Although these results are very promising, it remains to be seen how δ varies with different RT doses. This is in contrast to models that rely on modeling tumor-volume reduction by modeling cell death as a result of RT, in which the well-established LQ model translates between different dose fractions. A prospective trial in which longitudinal tumor-volume data are collected for patients with similar histology and different dosing protocols would provide insights into how δ could be calibrated as a function of dose (NCT03656133).

It should also be noted that neither the full version of the model nor the reduced version could capture large transient increases in tumor volume. Such large changes in volume may be caused by factors not included in the model, such as an influx of immune cells or increased fluid retention.^47,48 It may be possible to separate out these volumes if a different imaging modality, such as magnetic resonance imaging, is used.⁴⁹ Of interest is that the early data points collected for test patients were weighted very low compared with the leave-one-out historic training data. This further indicates that early transient radiographic response dynamics are not captured in the developed model and may, indeed, not be prognostic. The increased weight for individual patient data after week 2 during RT suggests that by that time, radiation response dynamics are adequately captured in the presented model and are highly predictive and prognostic.

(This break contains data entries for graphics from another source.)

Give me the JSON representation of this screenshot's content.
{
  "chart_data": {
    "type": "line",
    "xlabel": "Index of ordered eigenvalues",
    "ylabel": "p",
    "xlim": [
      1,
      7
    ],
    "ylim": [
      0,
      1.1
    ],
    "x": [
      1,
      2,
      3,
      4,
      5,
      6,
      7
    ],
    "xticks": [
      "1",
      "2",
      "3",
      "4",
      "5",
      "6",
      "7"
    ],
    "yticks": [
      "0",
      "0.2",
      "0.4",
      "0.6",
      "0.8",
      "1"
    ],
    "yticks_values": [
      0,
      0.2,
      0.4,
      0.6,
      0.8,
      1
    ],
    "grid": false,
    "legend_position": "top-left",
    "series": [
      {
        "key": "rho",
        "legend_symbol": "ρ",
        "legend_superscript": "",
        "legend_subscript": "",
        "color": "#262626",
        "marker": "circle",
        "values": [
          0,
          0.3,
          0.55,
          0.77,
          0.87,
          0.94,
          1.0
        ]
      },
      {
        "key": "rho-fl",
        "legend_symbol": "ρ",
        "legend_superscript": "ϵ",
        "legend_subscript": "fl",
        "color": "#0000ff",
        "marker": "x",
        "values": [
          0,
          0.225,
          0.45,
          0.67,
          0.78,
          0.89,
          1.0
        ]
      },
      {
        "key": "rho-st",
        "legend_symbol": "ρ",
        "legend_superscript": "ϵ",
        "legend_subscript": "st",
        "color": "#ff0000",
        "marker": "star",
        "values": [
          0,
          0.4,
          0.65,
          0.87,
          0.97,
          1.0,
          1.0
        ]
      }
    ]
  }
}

In addition, we learned that when determining λ_optim from one cohort and applying it as a predetermined parameter in an independent cohort, more rigorous investigation and analysis are necessary to determine what degree of similarity is needed between cohorts (and by what metrics this should be determined) to transfer learned parameter values. This would include determining the minimum characteristics necessary to describe similar cohorts. If the model turns out to be insensitive to the value of λ across multiple cohorts, then it may be possible for λ to be set uniform for broader categories and possibly even for other disease sites. It is interesting to note here that despite the MDACC cohort having a maximum tumor volume at the start of RT that was nearly 2 times larger than that of the MCC cohort, λ_optim was translatable between these cohorts. It should also be noted that although these cohorts were heterogeneous in terms of the primary site of the cancer, there was no statistically discernible difference in outcome between the sites, owing to the small number of local and distant failures.

There has been a recent proposal to use a genomic signature to stratify patients according to radiosensitivity.⁵⁰ It may be possible to find a comparable signature to predict δ. However, because carrying capacity, and subsequently δ, is an emergent property that is the sum of multiple factors, any biological signature to infer δ will likely need to include multiple components. This could include the degree of immune infiltration in the tumor microenvironment or what subtypes of immune cells make up the tumor-associated immune cells, which may be accessible by expression-level sequencing data or analysis of stained tissue samples obtained as part of a pretreatment biopsy or from surgical resection.^51–53 Depending on to what degree of confidence δ could be estimated from such pretreatment information, this parameter estimate could potentially be integrated into the prediction pipeline with its own relative weight.

The utility of the model and prediction methodology will need further validation on external cohorts in a prospective setting before we can ascertain that the underlying assumptions are acceptable, and it is necessary to be cautious as these types of models move toward translation.⁵³ Nevertheless, the results presented here are promising both for mathematical modeling of cancer and for predicting individual patient responses to different RT protocols.